DocketNumber: No. 584.
Citation Numbers: 222 S.W. 1116, 1920 Tex. App. LEXIS 698
Judges: Hightower
Filed Date: 6/8/1920
Status: Precedential
Modified Date: 10/19/2024
Appellant, James Walker, sued appellee, J. N. Hirsch Cooperage Company, in the district court of Harris county for damages claimed on account of personal injuries alleged to have been sustained in consequence of negligence attributable to appellee. In his petition appellant alleged five specific grounds, of negligence against appellee, but upon conclusion of the evidence the trial court seems to.have entertained the opinion that only one of the grounds of negligence alleged should be submitted to the jury, which was done, and the jury’s finding in answer to a special issue submitting that ground was favorable to appellee, and judgment was rendered upon the verdict in favor of appellee. After his motion for new trial had been overruled, appellant properly perfected his appeal, and presents in his brief six assignments of error, by which he seeks to have this court reverse the judgment.
The first three assignments complain, substantially, of the refusal of the trial court to submit three special issues embracing grounds of negligence pleaded by appellant, in addition to that submitted by the court. To the consideration of these assignments appellee strenuously objects, pointing out several reasons; but it will suffice to say that following these assignments there is no statement in. the brief showing that these special issues were requested in writing before the case was submitted to the jury, nor does it even appear, from the statement in the brief following the assignment, that such issues were requested at any time and .refused by the court. For that reason, as well as others pointed out by appellee, we decline to consider the first three assignments. The holdings of all the courts on this point are so numerous that a mention of the decisions would be superfluous.
By the fourth assignment it is claimed, substantially,-that the jury, in determining the issue of negligence submitted to them in favor of appellee, was actuated by prejudice or passion against appellant on account of his race (he being a negro), and we are asked, for that reason, to set aside the jury’s verdict. We shall not go into this matter in detail, but, notwithstanding the fact that the assignment is not briefed in accordance with the rules, at the same time we have gone to the record and considered the assignment upon its merits, and hold that we cannot sustain it, and it is therefore overruled.
By the fifth assignment it is complained that the trial court erred in entering judgment for the defendant upon the jury’s verdict, and erred in refusing to set aside the findings of the jury on the special issue submitted to them. Considering this assignment also upon its merits, in the light of the record, we have concluded that it cannot be sustained and must be overruled.
The sixth assignment of error is as follows:
“The court erred in sustaining the exception of the defendant to the plaintiff’s plea in the alternative, wherein plaintiff asks for damages for failure of defendant to inform and advise him that defendant carried insurance.”
This assignment is followed by this proposition:
“Where it develops that plaintiff sustained an injury with the defendant corporation carrying the workmen’s compensation, and appellant did not know of such compensation until after the institution of his- suit and after the time had elapsed within which he should -file his claim, the- failuré of the corporation to notify and advise plaintiff renders,the corporation itself liable for such a sum as it would have had to pay had plaintiff been notified in the first instance and availed himself of the insurance.”
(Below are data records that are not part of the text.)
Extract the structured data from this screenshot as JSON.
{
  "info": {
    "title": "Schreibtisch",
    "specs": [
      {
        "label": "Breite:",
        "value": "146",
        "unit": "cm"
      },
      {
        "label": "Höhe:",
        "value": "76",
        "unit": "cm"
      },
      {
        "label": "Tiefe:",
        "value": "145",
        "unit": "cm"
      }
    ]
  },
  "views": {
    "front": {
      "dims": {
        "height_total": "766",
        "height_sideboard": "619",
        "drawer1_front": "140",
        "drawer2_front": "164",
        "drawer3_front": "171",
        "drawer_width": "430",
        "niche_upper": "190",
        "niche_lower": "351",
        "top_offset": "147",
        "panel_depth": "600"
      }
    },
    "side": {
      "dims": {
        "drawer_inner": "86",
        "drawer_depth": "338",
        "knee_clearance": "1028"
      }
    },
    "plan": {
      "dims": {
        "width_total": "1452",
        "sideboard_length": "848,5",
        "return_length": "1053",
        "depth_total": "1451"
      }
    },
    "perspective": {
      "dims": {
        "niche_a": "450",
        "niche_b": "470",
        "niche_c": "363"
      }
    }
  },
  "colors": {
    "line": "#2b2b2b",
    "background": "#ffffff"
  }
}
It will be noted that the assignment complains that the trial court sustained an exception interposed by appellee touching the above-mentioned plea by appellant. From the statement contained in appellant’s brief, however, it is not shown that any exception on the part of appellee to such plea was ever presented to the trial court or ever ruled upon one why or the other by him. In fact, the record itself on this point is silent. We therefore must hold that the assignment points out no error, even if we should go to the record in the absence of anything in the statement following the assignment touching this complaint.
This disposes of all the assignments of error, and the conclusion is that the judgment must be affirmed; and it will be so ordered.